Having started life as a standard 1964 Ferrari 330GT, a 2+2 in right-hand drive was re-bodied in the Modena workshops of Giorgio Neri (the ‘Ne’ of the former Nembo) as a Nembo Spyder and was sold by H&H in their latest auction at Duxford for a deservedly applauded £530,000 under the hammer to benefit East Anglian Air Ambulance. The Ferrari had been generously consigned for sale at ‘No Reserve’ to raise funds for his local Air Ambulance service by the late Richard Allen, former Chairman of the Ferrari OC.
Reckoned to have been worth somewhere between £500k and £1m before the auction, the final Nembo Spider, more of a unique ‘Continuation’ edition that had been restrospectively created, but the only RHD example and the only one with 4-litre V12 powered one, was therefore valued in public at £596,250 with 12.5% premium. Although this one-off beauty does not have – nor never will be issued with – the official stamp of factory approval, Ferrari Classiche Certification, which has become value-enhancing in the dispersal market and may well become essential for a Ferrari to sell at all in any politician-induced downwave in the unpredictable future.
A headlining Ferrari quartet performed well in the cavernous Imperial War Museum at the former WW2 airfield beside the M11 in Cambridgeshire. For a 1958 250GT Pininfarina Fixed Head donor that had also been retrospectively re-bodied in aluminium as an utterly convincing California Spyder LWB with the preferred enclosed-headlamps (in period, underpinned by the same Tipo 508D chassis as the 250GT PF Coupe donor) was hammered away by house founder Simon Hope for £505,000, which was accepted by the Lancashire vendor and his family in the seats who had been hoping for more. For the £568,250 with premium paid by the next keeper was less than the £600,000-800,000 pre-sale estimate and the likely net return even more so of course.
Another nicely shot big-screen video-introduced 1965 330GT - one of the 453 of the rather understated, but V12-powered 2+2s that offer a Prancing Horse ride for a more reasonable sum that an only 2-seater Ferrari – was provisionally bid to £175,000, again £25,000 below forecast. Although this ‘live’ high bid was speedily accepted by the auctioneers and the same vendor as the Californian Evocazione afterwards, and ‘184 YUD’ duly appeared among published gross prices on the Warrington firm’s website having changed hands for £196,875 with premium.

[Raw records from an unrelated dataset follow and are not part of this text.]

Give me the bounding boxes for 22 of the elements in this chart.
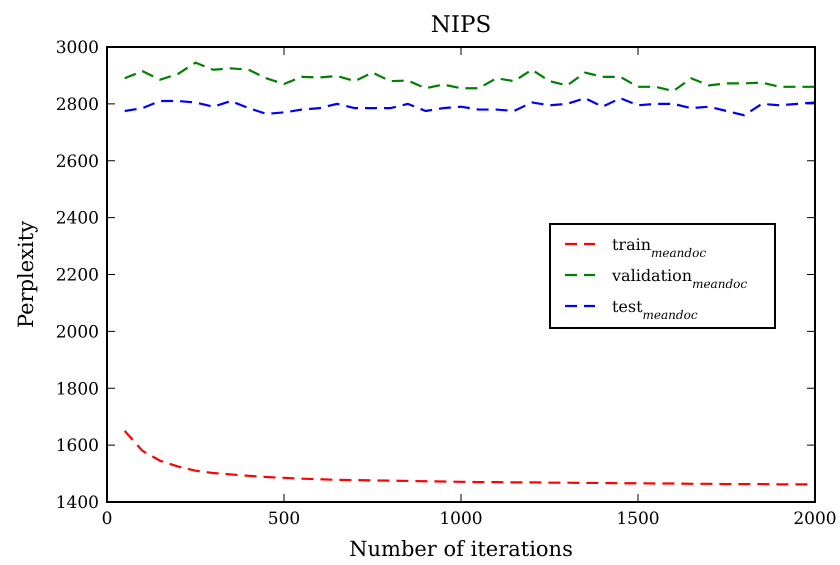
x-tick-label: 1000 (439, 509, 483, 529)
legend-label: train$_{meandoc}$ (612, 235, 706, 260)
chart-title: NIPS (430, 12, 492, 38)
y-tick-label: 2800 (56, 94, 99, 115)
y-tick-label: 3000 (56, 38, 99, 58)
y-tick-label: 1400 (56, 493, 99, 513)
x-axis-title: Number of iterations (349, 537, 573, 561)
x-tick-label: 0 (102, 509, 112, 529)
x-tick-label: 2000 (793, 509, 837, 529)
x-tick-label: 500 (268, 509, 300, 529)
y-tick-label: 1800 (56, 379, 99, 400)
line-series (124, 97, 815, 116)
y-tick-label: 2200 (56, 266, 99, 286)
y-tick-label: 1600 (56, 436, 99, 456)
y-tick-label: 2000 (56, 322, 99, 342)
x-tick-label: 1500 (616, 509, 660, 529)
legend-label: test$_{meandoc}$ (612, 297, 698, 322)
y-tick-label: 2600 (56, 152, 99, 172)
line-series (124, 62, 815, 92)
y-tick-label: 2400 (56, 208, 99, 229)
y-axis-title: Perplexity (14, 220, 38, 328)
legend-label: validation$_{meandoc}$ (611, 266, 748, 291)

And then a formerly David Beckham owned 2001 Ferrari 360Spyder with the F1 marketed electrohydraulic manual transmission (that means ‘paddleshift’ in place of ye olde gear-lever, which is likely to be less troublesome in the real world down the road) came to market at Duxford. With only 7800 miles of recorded play on the clock, and in celeb-shades matching Nero with full Sabbia leather, yet another Beckham-mobile was provisionally bid to £80,000, but also converted into a £90,000 on-line published result, comfortably within the guide price band for all concerned.
By the end of the 5 hour 25 minute sale, 31 classics were sold ‘under the hammer’, including all 6 ‘No Reserve’ Armstrong Siddeleys, and 26% of the 117 cars offered had been hammered to a for the most part well attended room plus telephone contestants and worldwide-web players participating on up to four time consuming internet-platforms. By the time the giant hangar was emptied however, the Northern firm’s back-office team successfully converted another 47 of the ‘provisionals’ into changes of ownership and the sale stats rose therefore to 78 sold, a 67% sale rate, and the sale total to more than £4.5m.
And after nearly paperless H&H sales at Donington, that are geared to the ‘Pop and Emerging Classics’ market, many consumers who made often long and costly journeys to Duxford (most of whom are not yet ready to fully embrace a digital future on i-phones and tablets) told me that they welcomed the retention of a traditional printed catalogue (plus the lighter and handy pocket-sized catalogue-lettes) at this ‘Selected Status’ fixture. Long may such comfort blankets from the old world be available to those members of the dinosaur club who still prefer their newspapers and magazines to be in print!